Por ello, conviene vigilar todos aquellos
alimentos en los que predominen las grasas saturadas, como ocurre con los
lácteos, el tocino y los embutidos, los huevos y la carne; sin olvidar los
productos con grasas hidrogenadas (margarinas, bollería industrial, etc.). Aligerar
la dieta de grasas es el primer paso para mejorar y evitar la
hipercolesterolemia.
Así, una alimentación con demasiados
huevos, quesos, leche (la peor es la de vaca), helados, carne, marisco endurece
las arterías, por causa de la grasa.
Paralelamente, será beneficioso consumir
diariamente alimentos que contengan ácidos grasos insaturados, como: el aceite
de oliva virgen y refinado, algunos frutos secos (sobre todo avellanas, nueces,
almendras y pistachos), los cereales (pan integral, arroz integral, patatas,
harinas integrales), las legumbres (judías, guisantes, garbanzos, habas,
lentejas), la clara de huevo, los pescados azules (ricos en ácidos grasos Omega
3) como atún, bonito, sardina, salmón, boquerón, jurel, etc.; o cualquier
pescado blanco; entre las carnes las de ave de pollo (sin piel) y pavo. Todo
tipo de frutas y verduras, especialmente las rojas y las de hoja verde; también
los aguacates. Estupendo es tomar zumos (no olvidar el áloe vera ni el limón),
infusiones (alcachofera, harpagofito, onagra) y té.

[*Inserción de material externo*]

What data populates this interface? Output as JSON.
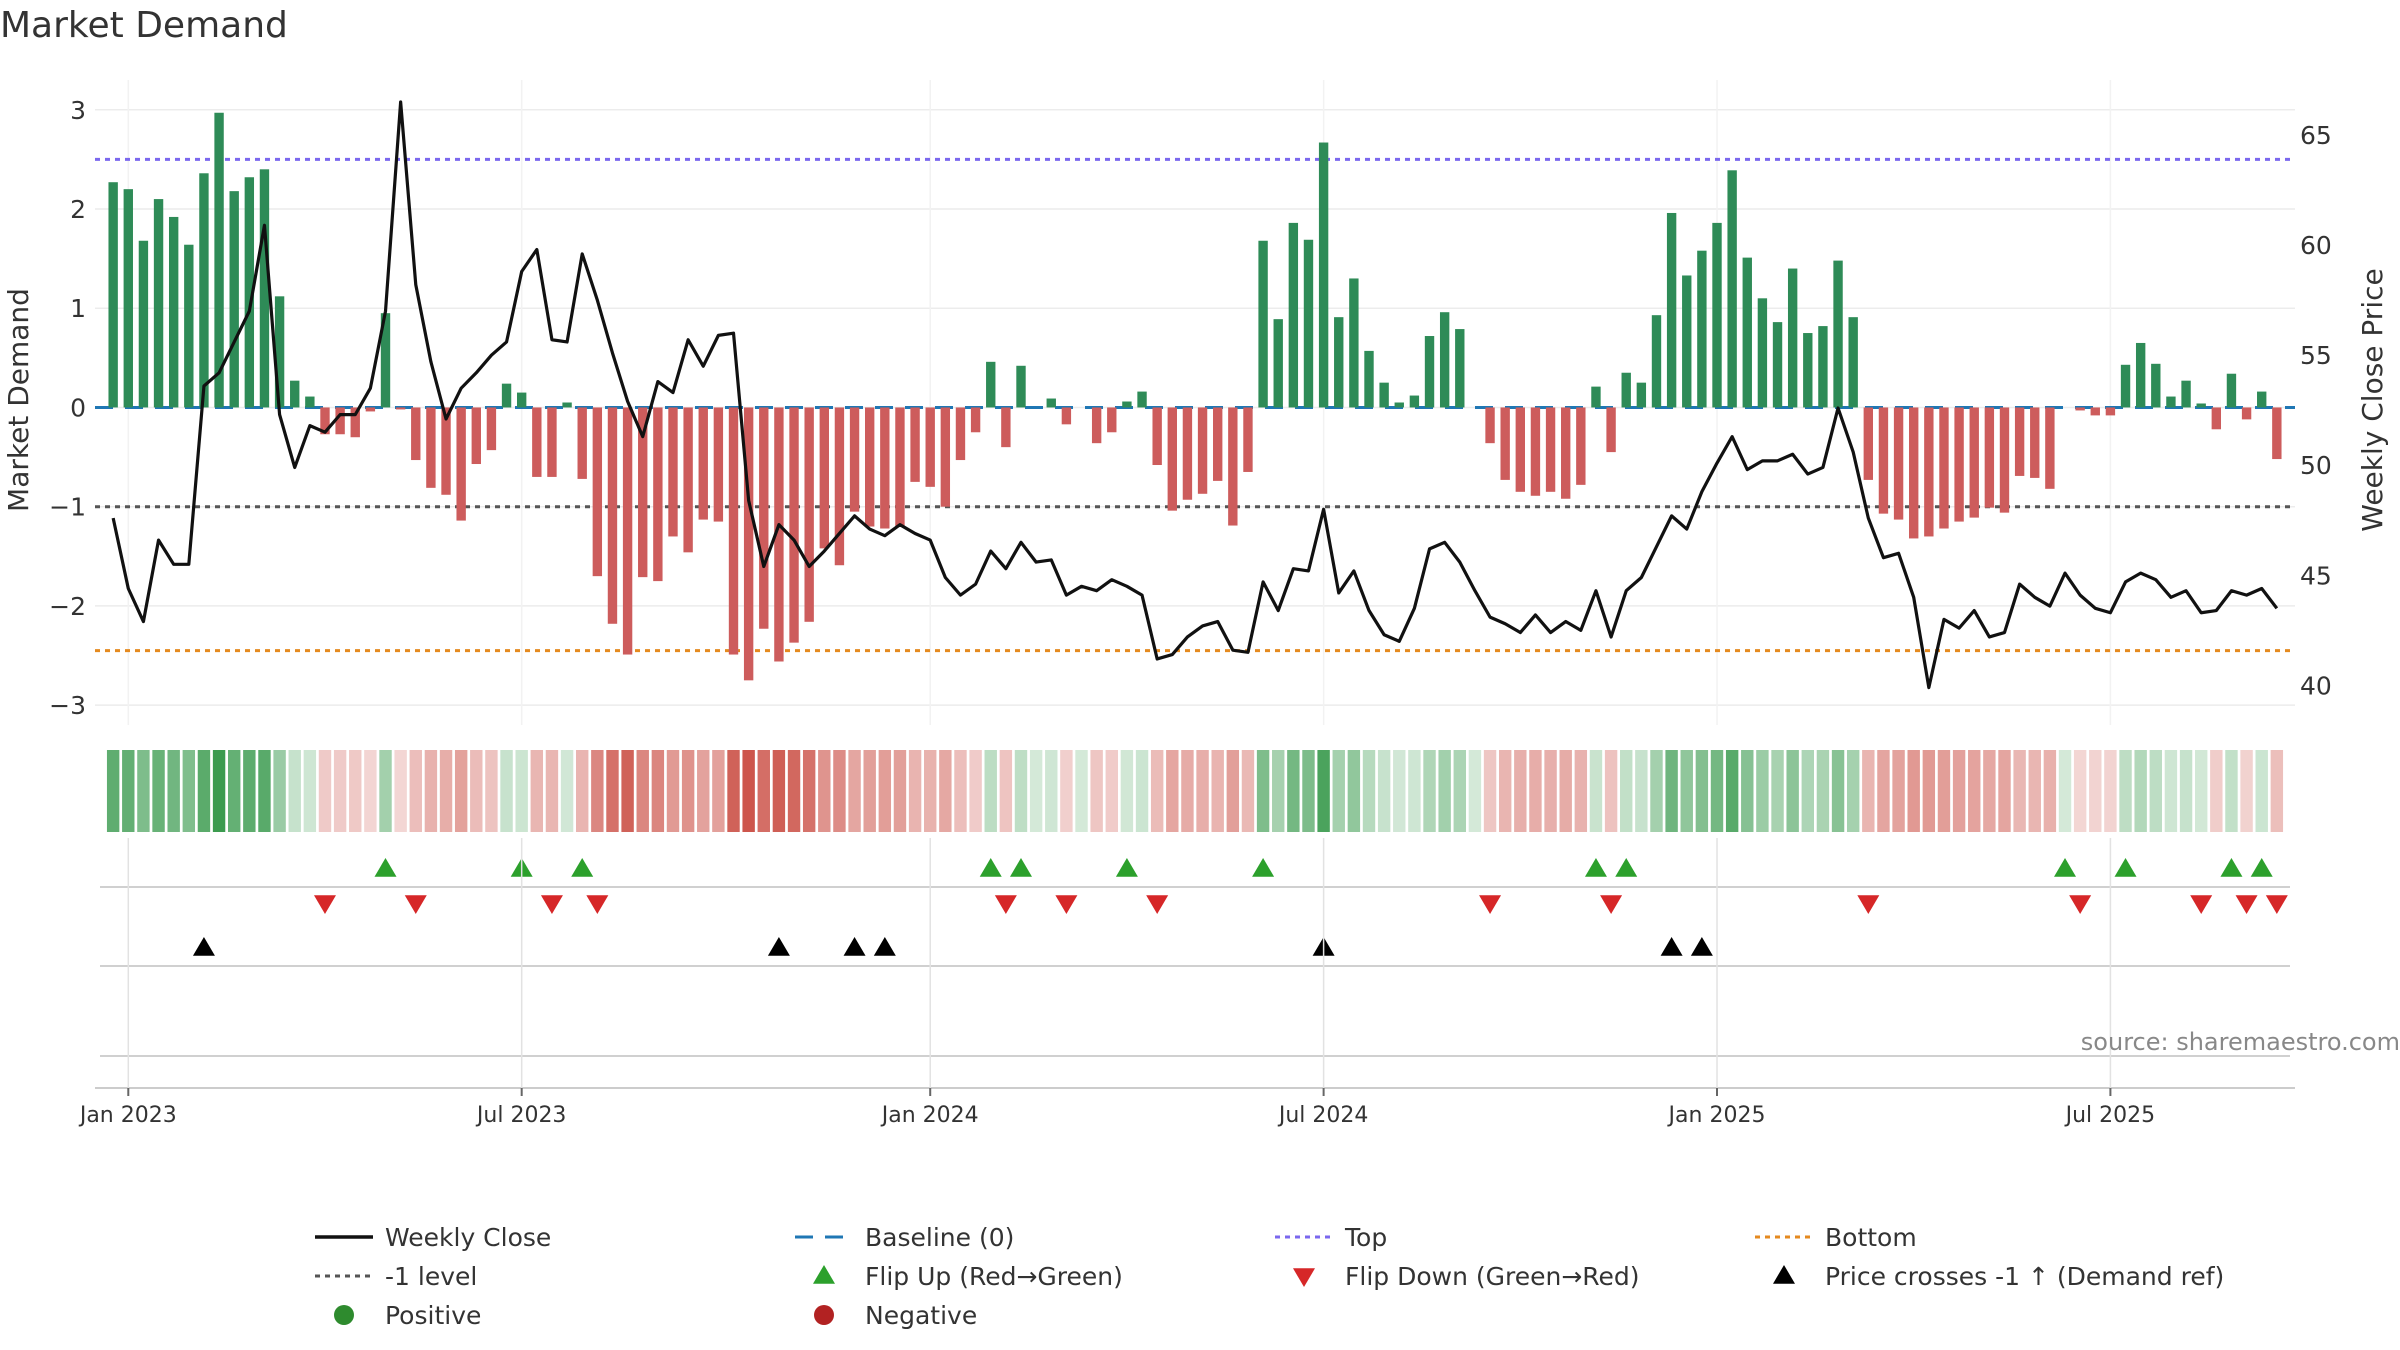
{
  "chart_data": {
    "type": "bar+line",
    "title": "Market Demand",
    "ylabel_left": "Market Demand",
    "ylabel_right": "Weekly Close Price",
    "ylim_left": [
      -3.2,
      3.3
    ],
    "ylim_right": [
      38.2,
      67.5
    ],
    "yticks_left": [
      {
        "v": 3,
        "label": "3"
      },
      {
        "v": 2,
        "label": "2"
      },
      {
        "v": 1,
        "label": "1"
      },
      {
        "v": 0,
        "label": "0"
      },
      {
        "v": -1,
        "label": "−1"
      },
      {
        "v": -2,
        "label": "−2"
      },
      {
        "v": -3,
        "label": "−3"
      }
    ],
    "yticks_right": [
      {
        "v": 65,
        "label": "65"
      },
      {
        "v": 60,
        "label": "60"
      },
      {
        "v": 55,
        "label": "55"
      },
      {
        "v": 50,
        "label": "50"
      },
      {
        "v": 45,
        "label": "45"
      },
      {
        "v": 40,
        "label": "40"
      }
    ],
    "x_start": "2022-12-30",
    "x_step_weeks": 1,
    "x_range_weeks": [
      -1.2,
      144.2
    ],
    "xticks": [
      {
        "week": 1,
        "label": "Jan 2023"
      },
      {
        "week": 27,
        "label": "Jul 2023"
      },
      {
        "week": 54,
        "label": "Jan 2024"
      },
      {
        "week": 80,
        "label": "Jul 2024"
      },
      {
        "week": 106,
        "label": "Jan 2025"
      },
      {
        "week": 132,
        "label": "Jul 2025"
      }
    ],
    "levels": {
      "baseline": 0,
      "top": 2.5,
      "bottom": -2.45,
      "minus_one": -1
    },
    "demand": [
      2.27,
      2.2,
      1.68,
      2.1,
      1.92,
      1.64,
      2.36,
      2.97,
      2.18,
      2.32,
      2.4,
      1.12,
      0.27,
      0.11,
      -0.27,
      -0.27,
      -0.3,
      -0.04,
      0.95,
      -0.02,
      -0.53,
      -0.81,
      -0.88,
      -1.14,
      -0.57,
      -0.43,
      0.24,
      0.15,
      -0.7,
      -0.7,
      0.05,
      -0.72,
      -1.7,
      -2.18,
      -2.49,
      -1.71,
      -1.75,
      -1.3,
      -1.46,
      -1.13,
      -1.15,
      -2.49,
      -2.75,
      -2.23,
      -2.56,
      -2.37,
      -2.16,
      -1.42,
      -1.59,
      -1.05,
      -1.2,
      -1.22,
      -1.2,
      -0.75,
      -0.8,
      -1.0,
      -0.53,
      -0.25,
      0.46,
      -0.4,
      0.42,
      0.0,
      0.09,
      -0.17,
      0.0,
      -0.36,
      -0.25,
      0.06,
      0.16,
      -0.58,
      -1.04,
      -0.93,
      -0.87,
      -0.74,
      -1.19,
      -0.65,
      1.68,
      0.89,
      1.86,
      1.69,
      2.67,
      0.91,
      1.3,
      0.57,
      0.25,
      0.05,
      0.12,
      0.72,
      0.96,
      0.79,
      0.0,
      -0.36,
      -0.73,
      -0.85,
      -0.89,
      -0.85,
      -0.92,
      -0.78,
      0.21,
      -0.45,
      0.35,
      0.25,
      0.93,
      1.96,
      1.33,
      1.58,
      1.86,
      2.39,
      1.51,
      1.1,
      0.86,
      1.4,
      0.75,
      0.82,
      1.48,
      0.91,
      -0.73,
      -1.07,
      -1.13,
      -1.32,
      -1.3,
      -1.22,
      -1.15,
      -1.11,
      -1.01,
      -1.06,
      -0.69,
      -0.71,
      -0.82,
      0.0,
      -0.03,
      -0.08,
      -0.08,
      0.43,
      0.65,
      0.44,
      0.11,
      0.27,
      0.04,
      -0.22,
      0.34,
      -0.12,
      0.16,
      -0.52
    ],
    "close": [
      47.6,
      44.4,
      42.9,
      46.6,
      45.5,
      45.5,
      53.6,
      54.2,
      55.6,
      57.0,
      60.9,
      52.3,
      49.9,
      51.8,
      51.5,
      52.3,
      52.3,
      53.5,
      57.0,
      66.5,
      58.2,
      54.7,
      52.1,
      53.5,
      54.2,
      55.0,
      55.6,
      58.8,
      59.8,
      55.7,
      55.6,
      59.6,
      57.5,
      55.1,
      52.9,
      51.3,
      53.8,
      53.3,
      55.7,
      54.5,
      55.9,
      56.0,
      48.4,
      45.4,
      47.3,
      46.6,
      45.4,
      46.1,
      46.9,
      47.7,
      47.1,
      46.8,
      47.3,
      46.9,
      46.6,
      44.9,
      44.1,
      44.6,
      46.1,
      45.3,
      46.5,
      45.6,
      45.7,
      44.1,
      44.5,
      44.3,
      44.8,
      44.5,
      44.1,
      41.2,
      41.4,
      42.2,
      42.7,
      42.9,
      41.6,
      41.5,
      44.7,
      43.4,
      45.3,
      45.2,
      48.0,
      44.2,
      45.2,
      43.4,
      42.3,
      42.0,
      43.5,
      46.2,
      46.5,
      45.6,
      44.3,
      43.1,
      42.8,
      42.4,
      43.2,
      42.4,
      42.9,
      42.5,
      44.3,
      42.2,
      44.3,
      44.9,
      46.3,
      47.7,
      47.1,
      48.8,
      50.1,
      51.3,
      49.8,
      50.2,
      50.2,
      50.5,
      49.6,
      49.9,
      52.6,
      50.6,
      47.6,
      45.8,
      46.0,
      44.0,
      39.9,
      43.0,
      42.6,
      43.4,
      42.2,
      42.4,
      44.6,
      44.0,
      43.6,
      45.1,
      44.1,
      43.5,
      43.3,
      44.7,
      45.1,
      44.8,
      44.0,
      44.3,
      43.3,
      43.4,
      44.3,
      44.1,
      44.4,
      43.5
    ],
    "flip_up_weeks": [
      18,
      27,
      31,
      58,
      60,
      67,
      76,
      98,
      100,
      129,
      133,
      140,
      142
    ],
    "flip_down_weeks": [
      14,
      20,
      29,
      32,
      59,
      63,
      69,
      91,
      99,
      116,
      130,
      138,
      141,
      143
    ],
    "price_cross_weeks": [
      6,
      44,
      49,
      51,
      80,
      103,
      105
    ],
    "colors": {
      "positive_bar": "#2e8b57",
      "negative_bar": "#cd5c5c",
      "close_line": "#111111",
      "baseline": "#1f77b4",
      "top": "#7b68ee",
      "bottom": "#e58a1f",
      "minus_one": "#555555",
      "flip_up": "#2ca02c",
      "flip_down": "#d62728",
      "price_cross": "#000000",
      "strip_positive": "#3a9a4e",
      "strip_negative": "#c94a40"
    },
    "legend": [
      {
        "label": "Weekly Close",
        "kind": "line",
        "color": "#111111"
      },
      {
        "label": "Baseline (0)",
        "kind": "dash",
        "color": "#1f77b4"
      },
      {
        "label": "Top",
        "kind": "dot",
        "color": "#7b68ee"
      },
      {
        "label": "Bottom",
        "kind": "dot",
        "color": "#e58a1f"
      },
      {
        "label": "-1 level",
        "kind": "dot",
        "color": "#555555"
      },
      {
        "label": "Flip Up (Red→Green)",
        "kind": "tri-up",
        "color": "#2ca02c"
      },
      {
        "label": "Flip Down (Green→Red)",
        "kind": "tri-down",
        "color": "#d62728"
      },
      {
        "label": "Price crosses -1 ↑ (Demand ref)",
        "kind": "tri-up",
        "color": "#000000"
      },
      {
        "label": "Positive",
        "kind": "circle",
        "color": "#2e8b2e"
      },
      {
        "label": "Negative",
        "kind": "circle",
        "color": "#b22222"
      }
    ],
    "source": "source: sharemaestro.com"
  }
}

En general, se puede decir que es
importante consumir preferentemente alimentos de origen vegetal (el aceite de oliva es la mejor grasa) en
lugar de los de origen animal. De origen animal, quedémonos con el pescado. Y
en vez de leche animal, leche de almendras o de soja.
Y…, si ya nos hemos pasado, pues hacer
ejercicio es otra cosa que nos ayudará a controlar el colesterol: al quemar
lípidos, mejorará el nivel de nuestro colesterol.
Seguro que cuidando nuestra alimentación y
saliendo a andar, por lo menos una hora al día, iremos deshaciéndonos de esas
grasas malsanas que llevan como compañeras al dichoso colesterol.